Six factor formula : Multiplication Wikipedia, the free encyclopedia

Six factor formula

Formula used to calculate nuclear chain reaction growth rate

The six-factor formula is used in nuclear engineering to determine the multiplication of a nuclear chain reaction in a non-infinite medium.

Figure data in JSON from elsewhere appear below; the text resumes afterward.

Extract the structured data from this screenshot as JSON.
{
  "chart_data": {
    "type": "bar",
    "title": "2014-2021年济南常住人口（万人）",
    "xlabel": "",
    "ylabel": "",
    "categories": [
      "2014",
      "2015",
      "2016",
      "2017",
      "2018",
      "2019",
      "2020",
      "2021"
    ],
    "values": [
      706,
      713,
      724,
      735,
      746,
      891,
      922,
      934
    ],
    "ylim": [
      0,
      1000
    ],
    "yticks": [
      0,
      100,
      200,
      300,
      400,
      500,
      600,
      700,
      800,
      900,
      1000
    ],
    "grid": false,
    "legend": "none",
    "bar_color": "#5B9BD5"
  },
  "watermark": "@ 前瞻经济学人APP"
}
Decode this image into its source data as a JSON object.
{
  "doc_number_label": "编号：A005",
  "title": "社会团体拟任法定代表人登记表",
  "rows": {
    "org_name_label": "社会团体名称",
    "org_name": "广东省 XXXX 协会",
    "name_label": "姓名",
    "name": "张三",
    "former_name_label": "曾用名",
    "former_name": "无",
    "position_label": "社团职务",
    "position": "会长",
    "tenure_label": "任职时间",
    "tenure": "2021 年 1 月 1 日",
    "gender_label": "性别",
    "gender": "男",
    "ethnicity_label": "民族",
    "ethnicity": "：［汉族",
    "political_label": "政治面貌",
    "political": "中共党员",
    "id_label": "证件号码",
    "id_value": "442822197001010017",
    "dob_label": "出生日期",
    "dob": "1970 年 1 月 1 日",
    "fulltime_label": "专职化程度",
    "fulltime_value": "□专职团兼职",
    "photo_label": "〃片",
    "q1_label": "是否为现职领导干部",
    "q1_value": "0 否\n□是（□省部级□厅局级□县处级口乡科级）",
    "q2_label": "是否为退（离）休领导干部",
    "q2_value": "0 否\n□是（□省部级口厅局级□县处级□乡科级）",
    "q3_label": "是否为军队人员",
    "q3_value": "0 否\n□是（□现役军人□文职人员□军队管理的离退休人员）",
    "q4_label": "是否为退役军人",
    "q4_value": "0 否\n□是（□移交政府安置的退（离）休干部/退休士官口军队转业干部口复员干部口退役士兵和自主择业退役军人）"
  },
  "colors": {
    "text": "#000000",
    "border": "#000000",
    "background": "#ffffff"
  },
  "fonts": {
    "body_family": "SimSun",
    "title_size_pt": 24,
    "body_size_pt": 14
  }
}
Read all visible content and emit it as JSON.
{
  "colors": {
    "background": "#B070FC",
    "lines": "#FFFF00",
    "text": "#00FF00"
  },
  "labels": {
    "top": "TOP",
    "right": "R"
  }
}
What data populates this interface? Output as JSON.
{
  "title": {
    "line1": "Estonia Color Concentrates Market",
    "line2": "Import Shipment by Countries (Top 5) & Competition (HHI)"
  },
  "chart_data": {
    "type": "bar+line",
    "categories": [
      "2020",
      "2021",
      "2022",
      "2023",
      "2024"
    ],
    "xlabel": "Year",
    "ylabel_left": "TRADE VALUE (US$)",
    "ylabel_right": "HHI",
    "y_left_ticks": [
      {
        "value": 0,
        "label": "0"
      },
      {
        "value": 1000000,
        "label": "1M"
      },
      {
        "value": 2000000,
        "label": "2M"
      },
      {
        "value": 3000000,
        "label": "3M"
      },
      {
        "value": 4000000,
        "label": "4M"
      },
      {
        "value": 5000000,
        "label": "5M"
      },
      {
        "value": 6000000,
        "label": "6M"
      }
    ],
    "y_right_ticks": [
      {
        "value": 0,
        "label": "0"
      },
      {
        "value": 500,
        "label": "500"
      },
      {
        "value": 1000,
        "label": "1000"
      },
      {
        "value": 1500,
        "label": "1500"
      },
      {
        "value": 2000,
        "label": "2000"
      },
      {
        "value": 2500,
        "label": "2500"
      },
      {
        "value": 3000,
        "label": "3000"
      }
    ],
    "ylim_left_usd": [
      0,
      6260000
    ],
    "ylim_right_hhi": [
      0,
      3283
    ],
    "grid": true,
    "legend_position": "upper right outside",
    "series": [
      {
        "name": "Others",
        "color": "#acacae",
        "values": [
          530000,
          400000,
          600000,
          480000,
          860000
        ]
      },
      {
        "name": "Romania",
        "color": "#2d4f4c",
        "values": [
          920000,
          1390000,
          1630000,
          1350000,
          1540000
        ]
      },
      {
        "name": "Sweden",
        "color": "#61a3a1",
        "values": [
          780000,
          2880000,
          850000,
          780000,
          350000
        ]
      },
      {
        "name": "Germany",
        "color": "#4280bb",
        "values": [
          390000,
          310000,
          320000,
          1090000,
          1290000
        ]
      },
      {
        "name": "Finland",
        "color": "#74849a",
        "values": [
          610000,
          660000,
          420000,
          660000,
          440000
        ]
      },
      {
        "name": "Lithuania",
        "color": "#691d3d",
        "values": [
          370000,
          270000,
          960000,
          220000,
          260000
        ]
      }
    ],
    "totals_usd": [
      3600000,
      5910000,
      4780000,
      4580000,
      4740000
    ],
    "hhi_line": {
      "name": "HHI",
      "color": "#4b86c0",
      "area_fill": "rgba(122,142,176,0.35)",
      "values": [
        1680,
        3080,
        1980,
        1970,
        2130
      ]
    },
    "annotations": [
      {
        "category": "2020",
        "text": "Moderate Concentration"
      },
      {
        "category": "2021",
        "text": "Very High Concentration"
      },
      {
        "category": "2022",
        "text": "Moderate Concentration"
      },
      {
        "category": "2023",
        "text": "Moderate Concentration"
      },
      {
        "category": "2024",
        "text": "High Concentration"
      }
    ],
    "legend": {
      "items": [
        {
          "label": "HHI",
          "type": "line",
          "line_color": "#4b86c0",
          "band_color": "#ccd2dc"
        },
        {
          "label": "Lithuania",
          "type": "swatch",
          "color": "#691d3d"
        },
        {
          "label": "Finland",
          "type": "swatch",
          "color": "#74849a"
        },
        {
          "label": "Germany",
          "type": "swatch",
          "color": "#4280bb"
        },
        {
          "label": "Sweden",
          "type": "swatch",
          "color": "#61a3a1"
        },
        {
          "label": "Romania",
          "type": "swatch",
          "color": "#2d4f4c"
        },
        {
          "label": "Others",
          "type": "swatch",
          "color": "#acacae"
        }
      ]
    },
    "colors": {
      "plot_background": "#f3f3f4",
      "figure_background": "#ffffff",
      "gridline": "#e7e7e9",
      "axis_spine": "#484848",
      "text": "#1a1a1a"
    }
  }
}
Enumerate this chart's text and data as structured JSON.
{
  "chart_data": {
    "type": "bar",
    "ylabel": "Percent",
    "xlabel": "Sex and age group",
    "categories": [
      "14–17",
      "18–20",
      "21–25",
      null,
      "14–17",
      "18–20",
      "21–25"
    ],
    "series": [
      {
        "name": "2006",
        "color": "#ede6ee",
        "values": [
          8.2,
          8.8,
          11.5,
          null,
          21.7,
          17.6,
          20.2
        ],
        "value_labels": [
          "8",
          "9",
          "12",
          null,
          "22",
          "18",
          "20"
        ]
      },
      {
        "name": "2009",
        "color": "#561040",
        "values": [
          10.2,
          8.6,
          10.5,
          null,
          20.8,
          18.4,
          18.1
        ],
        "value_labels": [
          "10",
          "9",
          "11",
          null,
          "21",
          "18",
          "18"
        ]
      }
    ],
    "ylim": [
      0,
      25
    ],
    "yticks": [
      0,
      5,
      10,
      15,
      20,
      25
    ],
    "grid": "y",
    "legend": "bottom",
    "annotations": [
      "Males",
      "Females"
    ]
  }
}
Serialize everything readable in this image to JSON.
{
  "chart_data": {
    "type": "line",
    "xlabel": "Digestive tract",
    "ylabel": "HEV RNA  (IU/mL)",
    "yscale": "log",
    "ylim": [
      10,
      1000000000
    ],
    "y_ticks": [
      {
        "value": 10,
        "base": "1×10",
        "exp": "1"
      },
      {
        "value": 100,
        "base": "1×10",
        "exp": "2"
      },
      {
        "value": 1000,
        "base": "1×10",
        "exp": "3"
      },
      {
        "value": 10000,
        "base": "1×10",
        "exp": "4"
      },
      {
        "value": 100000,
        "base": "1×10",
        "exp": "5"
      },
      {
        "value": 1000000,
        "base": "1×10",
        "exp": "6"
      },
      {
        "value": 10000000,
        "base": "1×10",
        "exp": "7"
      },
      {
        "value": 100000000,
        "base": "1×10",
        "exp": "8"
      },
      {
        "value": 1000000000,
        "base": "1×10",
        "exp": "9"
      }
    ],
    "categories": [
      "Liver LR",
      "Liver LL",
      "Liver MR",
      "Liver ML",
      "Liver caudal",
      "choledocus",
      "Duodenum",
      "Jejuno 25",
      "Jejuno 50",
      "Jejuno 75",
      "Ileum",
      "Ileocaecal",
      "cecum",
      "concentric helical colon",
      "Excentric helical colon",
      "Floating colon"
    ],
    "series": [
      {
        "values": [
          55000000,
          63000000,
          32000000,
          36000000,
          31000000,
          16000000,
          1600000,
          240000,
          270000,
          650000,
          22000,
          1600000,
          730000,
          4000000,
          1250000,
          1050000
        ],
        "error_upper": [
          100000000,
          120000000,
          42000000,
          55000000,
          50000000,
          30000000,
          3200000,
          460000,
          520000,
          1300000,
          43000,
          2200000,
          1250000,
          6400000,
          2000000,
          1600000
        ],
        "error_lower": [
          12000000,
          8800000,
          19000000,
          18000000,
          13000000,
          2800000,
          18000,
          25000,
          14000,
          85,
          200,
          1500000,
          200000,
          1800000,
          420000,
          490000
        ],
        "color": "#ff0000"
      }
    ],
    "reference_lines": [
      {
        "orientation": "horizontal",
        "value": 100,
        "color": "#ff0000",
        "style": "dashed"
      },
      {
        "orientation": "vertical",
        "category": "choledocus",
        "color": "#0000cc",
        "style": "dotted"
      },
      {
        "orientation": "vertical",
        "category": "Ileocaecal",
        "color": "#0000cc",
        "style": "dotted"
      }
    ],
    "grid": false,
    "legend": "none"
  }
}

Six-factor formula: $k=\eta fp\varepsilon P_{FNL}P_{TNL}=k_{\infty }P_{FNL}P_{TNL}$ ^[1]
Symbol	Name	Meaning	Formula	Typical thermal reactor value
$\eta$	Thermal fission factor (eta)	neutrons produced from fission/absorption in fuel isotope	$\eta ={\frac {\nu \sigma _{f}^{F}}{\sigma _{a}^{F}}}$	1.65
$f$	Thermal utilization factor	neutrons absorbed by the fuel isotope/neutrons absorbed anywhere	$f={\frac {\Sigma _{a}^{F}}{\Sigma _{a}}}$	0.71
$p$	Resonance escape probability	fission neutrons slowed to thermal energies without absorption/total fission neutrons	$p\approx \mathrm {exp} \left(-{\frac {\sum \limits _{i=1}^{N}N_{i}I_{r,A,i}}{\left({\overline {\xi }}\Sigma _{p}\right)_{mod}}}\right)$	0.87
$\varepsilon$	Fast fission factor (epsilon)	total number of fission neutrons/number of fission neutrons from just thermal fissions	$\varepsilon \approx 1+{\frac {1-p}{p}}{\frac {u_{f}\nu _{f}P_{FAF}}{f\nu _{t}P_{TAF}P_{TNL}}}$	1.02
$P_{FNL}$	Fast non-leakage probability	number of fast neutrons that do not leak from reactor/number of fast neutrons produced by all fissions	$P_{FNL}\approx \mathrm {exp} \left(-{B_{g}}^{2}\tau _{th}\right)$	0.97
$P_{TNL}$	Thermal non-leakage probability	number of thermal neutrons that do not leak from reactor/number of thermal neutrons produced by all fissions	$P_{TNL}\approx {\frac {1}{1+{L_{th}}^{2}{B_{g}}^{2}}}$	0.99

The symbols are defined as:^[2]

$\nu$ , $\nu _{f}$ and $\nu _{t}$ are the average number of neutrons produced per fission in the medium (2.43 for uranium-235).
$\sigma _{f}^{F}$ and $\sigma _{a}^{F}$ are the microscopic fission and absorption cross sections for fuel, respectively.
$\Sigma _{a}^{F}$ and $\Sigma _{a}$ are the macroscopic absorption cross sections in fuel and in total, respectively.
$N_{i}$ is the number density of atoms of a specific nuclide.
$I_{r,A,i}$ is the resonance integral for absorption of a specific nuclide.
- $I_{r,A,i}=\int _{E_{th}}^{E_{0}}dE'{\frac {\Sigma _{p}^{mod}}{\Sigma _{t}(E')}}{\frac {\sigma _{a}^{i}(E')}{E'}}$ .
${\overline {\xi }}$ is the average lethargy gain per scattering event.
- Lethargy is defined as decrease in neutron energy.
$u_{f}$ (fast utilization) is the probability that a fast neutron is absorbed in fuel.
$P_{FAF}$ is the probability that a fast neutron absorption in fuel causes fission.
$P_{TAF}$ is the probability that a thermal neutron absorption in fuel causes fission.
${B_{g}}^{2}$ is the geometric buckling.
${L_{th}}^{2}$ is the diffusion length of thermal neutrons.
- ${L_{th}}^{2}={\frac {D}{\Sigma _{a,th}}}$ .
$\tau _{th}$ is the age to thermal.
- $\tau =\int _{E_{th}}^{E'}dE''{\frac {1}{E''}}{\frac {D(E'')}{{\overline {\xi }}\left[D(E''){B_{g}}^{2}+\Sigma _{t}(E')\right]}}$ .
- $\tau _{th}$ is the evaluation of $\tau$ where $E'$ is the energy of the neutron at birth.

Multiplication

The multiplication factor, k, is defined as (see nuclear chain reaction):

k = number of neutrons in one generation/number of neutrons in preceding generation

If k is greater than 1, the chain reaction is supercritical, and the neutron population will grow exponentially.
If k is less than 1, the chain reaction is subcritical, and the neutron population will exponentially decay.
If k = 1, the chain reaction is critical and the neutron population will remain constant.

^ Duderstadt, James; Hamilton, Louis (1976). Nuclear Reactor Analysis. John Wiley & Sons, Inc. ISBN 0-471-22363-8.
^ Adams, Marvin L. (2009). Introduction to Nuclear Reactor Theory. Texas A&M University.